Hell is always in the details. Our packets are full of brightly colored bar graphs breaking down the bad old news that test scores and other more comprehensive measures of academic progress reveal that way too many black students — 70, 80 percent — are not making the grade. They’ve never made it. Many of us who are solid members of the black middle class raised on the idea of education being the great equalizer — next to money — stare at the figures like we might stare at a palm reading that reveals something outlandish but incontestably true. No one says anything because there’s little to say. The midday sun pours in through the exit doors, which are starting to look very tempting; everyone feels summer ebbing, and the dire verdict growing, by the minute.
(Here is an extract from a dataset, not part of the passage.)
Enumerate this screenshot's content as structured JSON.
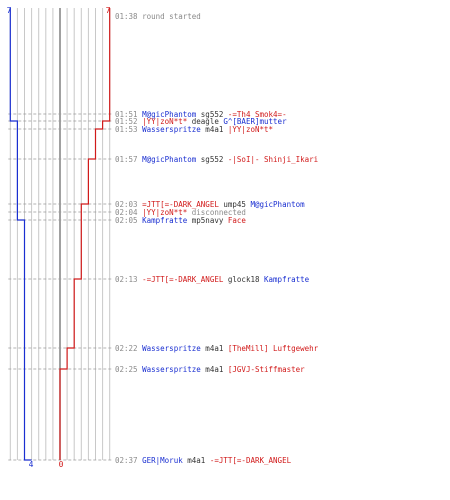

Then Marguerite LaMotte, the newly elected board member who represents Dorsey and adopted the initiative as a premier cause, starts speaking. Her voice quavers out of habit or fatigue, her hair doesn’t move, and in a blue pantsuit she cuts as bureaucratic a figure as anyone else in the LAUSD crowd. But as LaMotte explains the particulars of the graphs with an ex-principal’s rote composure, she is angry and rueful, and she connects with those of us who feel the same way but who have been too focused on shoring up positive energy, or too willing to ignore the feelings altogether, to vent them. This is our chance. The room rumbles with agreement and a fresh, improbable energy as LaMotte snaps into the mike that we all must stop being complacent, that we must stop setting the bar so low for black students that a five-point gain in test scores from one year to the next is cause for celebratory press conferences. “We have got to stop saying that black students are achieving when they’re not,” LaMotte says hotly, to rousing cheers. “When I was young, I was expected to achieve. Until we sit down now with LAUSD and be honest with ourselves, ain’t nothing gonna change.” The good news is that we know how to fight, she says, and that she knows from experience that kids, whatever their test scores, are never a lost cause. “Once you know where a child is,” LaMotte says, “you can take him or her as far as they can go.”


I leave feeling like I’ve snatched inspiration from its own ashes, like I got the best deal in town today; clearance shopping will be a bonus, if I do it at all. I search for my father to share the glow, then remember he had to leave mid-meeting to collect my mother and drive out to Las Vegas. It is their last small trip of the summer; for my father, it is but a break in the action. I resolve to brief the old-timer when he gets back.